У Пушкинской той переправы (эссе -к)

Психолог сказала — когда сможете написать, что чувствовали на Пушкинской площади, будете знать, что шок пережили. Привяжите память к циферблату — у вас ведь были часы над головой, будет легче выписать. Пробуйте, пока не получится.

Пробовала с августа по декабрь. Ни строчки. И вот — написала.

8 августа — 28 декабря 2000 года.

Москва — это белая пластмассовая высотка МГУ у бабушки на комоде, в далёком донбасском городке Дебальцево. Это запах маминой косы и пухового платка — духи «Красная Москва»...

Моя Москва началась в далёком детстве, за тысячи километров, на земле Украины. И она прекрасно пахла мамой.

Сегодня Москва окружила меня снежной заверюхой — началась новая полоса жизни, моё новое время, отсчёт пошел с 8 августа, я его теперь отмечаю как второй день рождения.

И это время не украинское, пахнущее «Красной Москвой», это московское время, пахнущее тротилом. Я начинаю его с воспоминания:

Живу в Одессе, иду по Пушкинской, раскланиваюсь с Александром Сергеевичем, он с новой тросточкой и в бронзовом цилиндре. Случайная встреча в октябре, поэт прогуливается возле своего музея, где раньше была гостиница, и он, в ХIХ веке, в ней останавливался. Мы разговорились, и я рассказала, как он скорбно склонил голову в далёкой Москве ХХ века, когда меня швырнуло взрывной волной вдоль подземного перехода. И как я потом сидела в луже крови девушки Светланы, 1968 года рождения. Как мне было страшно. Не человечески. Человечески страшно мне было на войне в Приднестровье, где я была репортёром и знала, что могут убить.

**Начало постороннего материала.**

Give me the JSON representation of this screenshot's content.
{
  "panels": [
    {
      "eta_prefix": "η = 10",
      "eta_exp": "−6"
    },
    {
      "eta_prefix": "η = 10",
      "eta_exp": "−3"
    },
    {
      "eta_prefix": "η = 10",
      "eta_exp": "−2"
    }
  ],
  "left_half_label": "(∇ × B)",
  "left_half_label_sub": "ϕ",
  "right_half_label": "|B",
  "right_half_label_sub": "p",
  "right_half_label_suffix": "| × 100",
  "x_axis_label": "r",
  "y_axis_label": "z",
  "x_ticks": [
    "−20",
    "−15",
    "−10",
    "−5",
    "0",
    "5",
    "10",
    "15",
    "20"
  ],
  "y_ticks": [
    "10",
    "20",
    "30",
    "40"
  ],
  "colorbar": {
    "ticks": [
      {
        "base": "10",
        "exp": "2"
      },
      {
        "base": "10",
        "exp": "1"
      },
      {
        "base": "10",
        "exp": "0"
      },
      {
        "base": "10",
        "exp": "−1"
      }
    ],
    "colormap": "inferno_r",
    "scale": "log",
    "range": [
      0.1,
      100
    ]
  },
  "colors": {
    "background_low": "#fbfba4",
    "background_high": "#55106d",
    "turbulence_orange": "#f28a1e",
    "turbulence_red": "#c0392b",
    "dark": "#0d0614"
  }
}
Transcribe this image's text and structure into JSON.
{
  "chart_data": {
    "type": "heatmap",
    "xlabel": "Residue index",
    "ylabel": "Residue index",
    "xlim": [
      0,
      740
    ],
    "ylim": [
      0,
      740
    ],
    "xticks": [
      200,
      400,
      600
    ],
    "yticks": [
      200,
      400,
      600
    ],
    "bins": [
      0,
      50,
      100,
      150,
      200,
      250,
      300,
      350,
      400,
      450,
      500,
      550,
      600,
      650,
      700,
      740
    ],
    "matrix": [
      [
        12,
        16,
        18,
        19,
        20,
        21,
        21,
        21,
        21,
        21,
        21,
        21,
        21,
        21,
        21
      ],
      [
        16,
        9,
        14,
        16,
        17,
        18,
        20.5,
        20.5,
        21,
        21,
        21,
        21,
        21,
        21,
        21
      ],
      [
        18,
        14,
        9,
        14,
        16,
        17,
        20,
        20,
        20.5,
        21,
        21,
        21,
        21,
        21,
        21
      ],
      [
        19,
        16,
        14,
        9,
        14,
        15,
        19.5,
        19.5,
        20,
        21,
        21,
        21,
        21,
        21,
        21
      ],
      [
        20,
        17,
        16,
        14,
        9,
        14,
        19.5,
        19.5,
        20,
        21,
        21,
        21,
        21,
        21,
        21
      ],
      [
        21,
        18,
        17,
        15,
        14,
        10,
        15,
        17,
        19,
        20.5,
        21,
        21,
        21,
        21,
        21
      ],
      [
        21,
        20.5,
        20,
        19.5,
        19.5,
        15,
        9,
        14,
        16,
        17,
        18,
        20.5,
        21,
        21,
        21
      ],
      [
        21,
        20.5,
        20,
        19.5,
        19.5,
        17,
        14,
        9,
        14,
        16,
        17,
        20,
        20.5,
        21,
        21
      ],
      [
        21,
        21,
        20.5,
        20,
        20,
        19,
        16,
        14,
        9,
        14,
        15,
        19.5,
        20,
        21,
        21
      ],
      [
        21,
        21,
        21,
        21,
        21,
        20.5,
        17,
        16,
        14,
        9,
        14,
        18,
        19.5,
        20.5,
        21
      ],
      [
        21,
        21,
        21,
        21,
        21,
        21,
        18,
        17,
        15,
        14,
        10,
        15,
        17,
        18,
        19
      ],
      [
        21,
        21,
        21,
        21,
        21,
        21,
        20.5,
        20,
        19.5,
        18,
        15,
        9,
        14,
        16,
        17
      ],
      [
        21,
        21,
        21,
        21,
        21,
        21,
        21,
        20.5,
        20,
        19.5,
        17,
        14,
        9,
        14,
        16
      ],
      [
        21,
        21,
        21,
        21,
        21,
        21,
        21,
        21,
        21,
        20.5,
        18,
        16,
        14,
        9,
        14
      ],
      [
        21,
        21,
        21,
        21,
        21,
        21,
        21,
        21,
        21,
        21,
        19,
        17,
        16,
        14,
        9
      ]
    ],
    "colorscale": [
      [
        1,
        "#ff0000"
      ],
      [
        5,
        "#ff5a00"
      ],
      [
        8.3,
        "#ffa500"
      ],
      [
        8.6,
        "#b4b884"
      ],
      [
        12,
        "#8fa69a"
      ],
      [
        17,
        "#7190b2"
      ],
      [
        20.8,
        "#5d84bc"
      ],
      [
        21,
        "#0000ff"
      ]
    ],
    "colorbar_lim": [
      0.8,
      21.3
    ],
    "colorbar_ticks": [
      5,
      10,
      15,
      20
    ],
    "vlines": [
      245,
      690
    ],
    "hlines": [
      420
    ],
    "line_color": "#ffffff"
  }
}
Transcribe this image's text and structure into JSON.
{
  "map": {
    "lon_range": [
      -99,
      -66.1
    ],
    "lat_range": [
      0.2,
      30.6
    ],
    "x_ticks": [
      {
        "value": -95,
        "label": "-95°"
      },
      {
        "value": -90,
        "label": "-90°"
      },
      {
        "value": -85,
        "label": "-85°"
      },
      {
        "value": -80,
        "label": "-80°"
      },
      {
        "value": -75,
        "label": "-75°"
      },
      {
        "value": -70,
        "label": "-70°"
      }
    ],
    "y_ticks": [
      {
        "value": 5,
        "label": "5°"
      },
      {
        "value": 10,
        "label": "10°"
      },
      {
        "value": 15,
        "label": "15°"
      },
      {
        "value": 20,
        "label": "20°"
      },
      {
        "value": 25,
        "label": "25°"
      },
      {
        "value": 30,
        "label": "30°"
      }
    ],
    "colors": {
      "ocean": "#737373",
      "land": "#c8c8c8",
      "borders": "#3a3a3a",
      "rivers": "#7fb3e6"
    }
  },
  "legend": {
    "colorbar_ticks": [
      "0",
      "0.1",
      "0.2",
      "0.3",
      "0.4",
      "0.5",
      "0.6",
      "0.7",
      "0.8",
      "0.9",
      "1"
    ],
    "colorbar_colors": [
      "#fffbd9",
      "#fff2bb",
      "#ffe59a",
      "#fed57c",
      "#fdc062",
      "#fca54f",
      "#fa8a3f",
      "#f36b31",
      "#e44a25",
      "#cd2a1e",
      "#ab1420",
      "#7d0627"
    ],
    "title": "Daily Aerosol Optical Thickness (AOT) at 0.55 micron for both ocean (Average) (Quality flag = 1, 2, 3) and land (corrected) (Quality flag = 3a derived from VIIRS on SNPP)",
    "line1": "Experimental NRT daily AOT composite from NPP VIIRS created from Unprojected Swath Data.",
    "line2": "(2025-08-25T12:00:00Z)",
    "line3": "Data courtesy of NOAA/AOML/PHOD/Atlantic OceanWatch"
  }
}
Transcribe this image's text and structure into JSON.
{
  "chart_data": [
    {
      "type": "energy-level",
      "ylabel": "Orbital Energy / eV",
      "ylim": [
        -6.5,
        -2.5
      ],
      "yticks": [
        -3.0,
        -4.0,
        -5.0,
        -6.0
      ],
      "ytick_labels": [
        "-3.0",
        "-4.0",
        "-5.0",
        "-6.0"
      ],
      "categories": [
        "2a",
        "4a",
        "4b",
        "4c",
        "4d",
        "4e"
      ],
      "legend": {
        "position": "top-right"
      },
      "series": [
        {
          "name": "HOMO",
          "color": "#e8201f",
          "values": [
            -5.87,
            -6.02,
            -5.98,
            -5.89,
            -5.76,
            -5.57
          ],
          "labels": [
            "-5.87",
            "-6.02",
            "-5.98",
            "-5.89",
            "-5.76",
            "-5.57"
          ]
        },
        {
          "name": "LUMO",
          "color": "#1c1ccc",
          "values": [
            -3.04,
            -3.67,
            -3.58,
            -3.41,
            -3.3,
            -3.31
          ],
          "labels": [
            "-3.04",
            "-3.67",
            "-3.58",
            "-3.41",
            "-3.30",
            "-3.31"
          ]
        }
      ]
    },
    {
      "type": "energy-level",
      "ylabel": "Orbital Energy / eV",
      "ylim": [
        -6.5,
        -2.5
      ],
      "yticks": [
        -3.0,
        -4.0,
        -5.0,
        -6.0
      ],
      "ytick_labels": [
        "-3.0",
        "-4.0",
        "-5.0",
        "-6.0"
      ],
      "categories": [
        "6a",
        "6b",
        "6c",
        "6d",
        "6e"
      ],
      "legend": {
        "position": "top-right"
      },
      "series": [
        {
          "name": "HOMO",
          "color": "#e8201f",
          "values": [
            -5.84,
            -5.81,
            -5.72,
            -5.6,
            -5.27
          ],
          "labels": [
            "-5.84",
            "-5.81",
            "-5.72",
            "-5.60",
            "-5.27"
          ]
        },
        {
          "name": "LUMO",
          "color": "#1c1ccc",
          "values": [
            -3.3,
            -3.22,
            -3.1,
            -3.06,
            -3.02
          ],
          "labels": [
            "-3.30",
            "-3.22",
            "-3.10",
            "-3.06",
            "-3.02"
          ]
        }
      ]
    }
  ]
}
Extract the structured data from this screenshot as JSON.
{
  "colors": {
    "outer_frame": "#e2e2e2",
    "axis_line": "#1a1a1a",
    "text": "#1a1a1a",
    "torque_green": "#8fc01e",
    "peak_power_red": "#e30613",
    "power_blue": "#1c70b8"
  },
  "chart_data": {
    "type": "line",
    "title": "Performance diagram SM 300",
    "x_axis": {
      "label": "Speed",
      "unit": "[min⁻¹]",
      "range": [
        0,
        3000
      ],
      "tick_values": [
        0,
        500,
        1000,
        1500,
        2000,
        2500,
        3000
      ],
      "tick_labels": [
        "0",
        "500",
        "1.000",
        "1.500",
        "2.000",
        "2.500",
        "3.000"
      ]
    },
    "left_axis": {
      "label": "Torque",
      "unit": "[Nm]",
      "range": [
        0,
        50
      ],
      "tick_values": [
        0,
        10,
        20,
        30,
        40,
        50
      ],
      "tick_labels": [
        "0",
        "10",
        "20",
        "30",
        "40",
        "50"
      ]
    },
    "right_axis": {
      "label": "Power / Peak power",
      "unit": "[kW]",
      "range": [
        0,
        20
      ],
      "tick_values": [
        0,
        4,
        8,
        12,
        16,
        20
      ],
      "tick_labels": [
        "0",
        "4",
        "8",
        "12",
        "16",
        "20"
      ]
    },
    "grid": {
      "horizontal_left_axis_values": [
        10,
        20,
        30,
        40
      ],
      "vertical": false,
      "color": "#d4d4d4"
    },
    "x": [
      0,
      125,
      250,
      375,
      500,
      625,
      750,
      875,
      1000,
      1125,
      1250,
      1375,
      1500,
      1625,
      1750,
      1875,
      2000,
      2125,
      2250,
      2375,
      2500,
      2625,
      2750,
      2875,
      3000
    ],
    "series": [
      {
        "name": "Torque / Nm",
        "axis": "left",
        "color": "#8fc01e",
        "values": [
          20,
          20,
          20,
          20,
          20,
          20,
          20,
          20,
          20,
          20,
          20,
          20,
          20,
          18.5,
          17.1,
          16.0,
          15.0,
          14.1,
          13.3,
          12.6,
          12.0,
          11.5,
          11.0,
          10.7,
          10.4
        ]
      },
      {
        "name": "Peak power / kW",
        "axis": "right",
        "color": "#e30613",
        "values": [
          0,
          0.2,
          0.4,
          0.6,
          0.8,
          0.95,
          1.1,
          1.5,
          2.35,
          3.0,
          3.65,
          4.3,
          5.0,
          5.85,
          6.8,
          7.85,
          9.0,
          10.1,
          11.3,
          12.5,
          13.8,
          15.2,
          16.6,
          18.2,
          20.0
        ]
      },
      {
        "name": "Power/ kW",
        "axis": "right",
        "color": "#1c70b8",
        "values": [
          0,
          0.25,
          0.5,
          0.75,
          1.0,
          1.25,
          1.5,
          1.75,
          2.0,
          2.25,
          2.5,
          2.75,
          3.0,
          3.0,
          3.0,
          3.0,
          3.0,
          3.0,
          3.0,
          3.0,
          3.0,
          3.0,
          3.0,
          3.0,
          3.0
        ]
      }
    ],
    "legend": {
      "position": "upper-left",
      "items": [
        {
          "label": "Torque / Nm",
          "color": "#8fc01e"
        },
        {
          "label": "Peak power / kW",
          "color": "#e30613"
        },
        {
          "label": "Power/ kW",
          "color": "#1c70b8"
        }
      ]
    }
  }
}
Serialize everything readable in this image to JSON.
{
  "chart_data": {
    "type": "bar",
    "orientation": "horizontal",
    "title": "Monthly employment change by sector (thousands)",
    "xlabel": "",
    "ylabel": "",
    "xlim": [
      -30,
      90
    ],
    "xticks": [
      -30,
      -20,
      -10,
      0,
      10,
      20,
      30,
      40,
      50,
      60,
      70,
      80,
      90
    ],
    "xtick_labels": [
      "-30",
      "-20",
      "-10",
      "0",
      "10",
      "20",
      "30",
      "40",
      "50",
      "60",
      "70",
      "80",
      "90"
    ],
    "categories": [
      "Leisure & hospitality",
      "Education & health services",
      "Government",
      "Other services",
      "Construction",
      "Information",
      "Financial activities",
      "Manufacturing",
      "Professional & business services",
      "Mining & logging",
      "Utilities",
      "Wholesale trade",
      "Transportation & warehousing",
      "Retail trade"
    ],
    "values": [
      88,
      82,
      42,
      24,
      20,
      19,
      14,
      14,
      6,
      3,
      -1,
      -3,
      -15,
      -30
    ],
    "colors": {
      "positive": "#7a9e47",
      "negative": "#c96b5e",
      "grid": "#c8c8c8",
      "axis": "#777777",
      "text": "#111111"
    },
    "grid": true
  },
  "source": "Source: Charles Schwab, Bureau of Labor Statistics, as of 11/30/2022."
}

Здесь, в Москве, в конце ХХ века, о смерти не думала. Я думала о свидании с поэтами Борисом Викторовым, Еленой Кацюбой и Константином Кедровым. Встретиться мы должны были в 18.00.

В 18.00 меня не убило в подземном переходе под Пушкинской площадью. А тринадцать человек — убило.

«У пушкинской той переправы
Поэт нам ничем не помог.
А с неба смотрел устало
Неподвижный от ужаса Бог».

Так я подумала, когда смотрела потом на Пушкина.

— Вы, Александр Сергеевич, теперь не просто памятник любимому всеми поэту. Вы теперь — надгробный памятник. И вам скорбеть... вечно.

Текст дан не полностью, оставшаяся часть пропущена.